Portanto, você pode concluir pacificamente que a objetividade jurídica da espécie contiua sendo a liberdade individual, agora em sua esfera mais íntima e particular.
6.6.3. Sujeitos.
Sujeito ativo pode ser qualquer pessoa (crime comum), até mesmo o proprietário do imóvel, quando o bem estiver legitimamente sobre a posse de outrem. Assim, comete o delito em apreço o proprietário que, sem autorização de seu inquilino, invade a casa locada. Veja, portanto, como a lei preferiu proteger a tranqüilidade íntima e doméstica do indivíduo em detrimento da mera conotação patrimonial da conduta! Note, também, que sendo o agente funcionário público e a invasão se der em desconformidade com os preceitos legais, a infração passa a ser majorada (art. 150, § 2º) ou, ainda, crime de abuso de autoridade (Lei nº 4.898/65).

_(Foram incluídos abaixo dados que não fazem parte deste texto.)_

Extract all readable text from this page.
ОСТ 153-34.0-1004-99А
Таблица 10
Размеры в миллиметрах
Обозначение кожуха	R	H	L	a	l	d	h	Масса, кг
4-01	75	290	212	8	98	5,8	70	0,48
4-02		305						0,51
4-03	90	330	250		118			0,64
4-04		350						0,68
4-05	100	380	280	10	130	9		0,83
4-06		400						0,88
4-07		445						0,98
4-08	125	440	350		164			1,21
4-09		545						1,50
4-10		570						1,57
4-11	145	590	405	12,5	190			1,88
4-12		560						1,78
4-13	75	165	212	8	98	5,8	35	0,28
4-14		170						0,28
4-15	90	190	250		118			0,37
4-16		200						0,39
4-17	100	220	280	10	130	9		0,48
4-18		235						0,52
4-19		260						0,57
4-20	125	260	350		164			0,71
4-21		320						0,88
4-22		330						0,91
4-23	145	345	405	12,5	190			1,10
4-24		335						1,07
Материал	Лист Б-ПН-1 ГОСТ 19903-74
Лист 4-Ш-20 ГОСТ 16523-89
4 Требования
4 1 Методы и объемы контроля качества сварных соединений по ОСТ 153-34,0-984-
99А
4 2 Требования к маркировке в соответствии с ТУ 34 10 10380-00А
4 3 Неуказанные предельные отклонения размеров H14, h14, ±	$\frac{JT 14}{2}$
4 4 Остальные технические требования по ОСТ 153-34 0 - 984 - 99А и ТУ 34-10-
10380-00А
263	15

Talvez a questão mais interessante no estudo da violação de domicílio seja a pertinente ao sujeito passivo. Diz a lei: “Entrar ou permanecer clandestina ou astuciosamente, ou contra a vontade expressa ou tácita de quem de direito....”. Ora, daí se conclui que o sujeito passivo é exatamente a pessoa à qual a expressão“de quem de direito” se refere, cabendo ao estudioso identificá-la no caso concreto, ou seja, é mister estabelecer qual o morador que pode exercer o direito de anuir ou excluir a entrada ou permanência de outra pessoa no domicílio (jus prohibendi).
Para tanto, é necessário lembrar que, via de regra, as casas abrigam mais de um morador e que a co-abitação pode ser regulada por um regime de subordinação ou de igualdade. No primeiro caso, um ou alguns moradores deteêm a autoridade de controlar a entrada de pessoas na residência, permitindo ou vedando o ingresso de estranhos (é o que ocorre, por exemplo, nos ambientes hierarquizados: conventos, quartéis, colégios etc.). Já no regime da igualdade, todos os moradores possuem este poder (uma república de estudantes, p.ex.).
Todavia, ainda assim surgem questões que merecem cuidado rebobrado, senão vejamos:
1ª) Cônjuges: inicialmente devo lhe lembrar que marido e mulher (cônjuges, companheiros, etc.) partilham em igualdade de condições a direção do lar (art. 226, § 5º, CF), portanto, ambos exercem o jus prohibendi. Todavia, pode ser que um deles permita, enquanto o outro vede, a entrada ou permanência de determinada pessoa. Neste caso, deve prevalecer a negativa, “sob pena de haver violação de domicílio em relação ao dissente”37, reconhecendo-se assim o que poderíamos chamar de “direito ao veto” de qualquer um dos cônjuges ou companheiros.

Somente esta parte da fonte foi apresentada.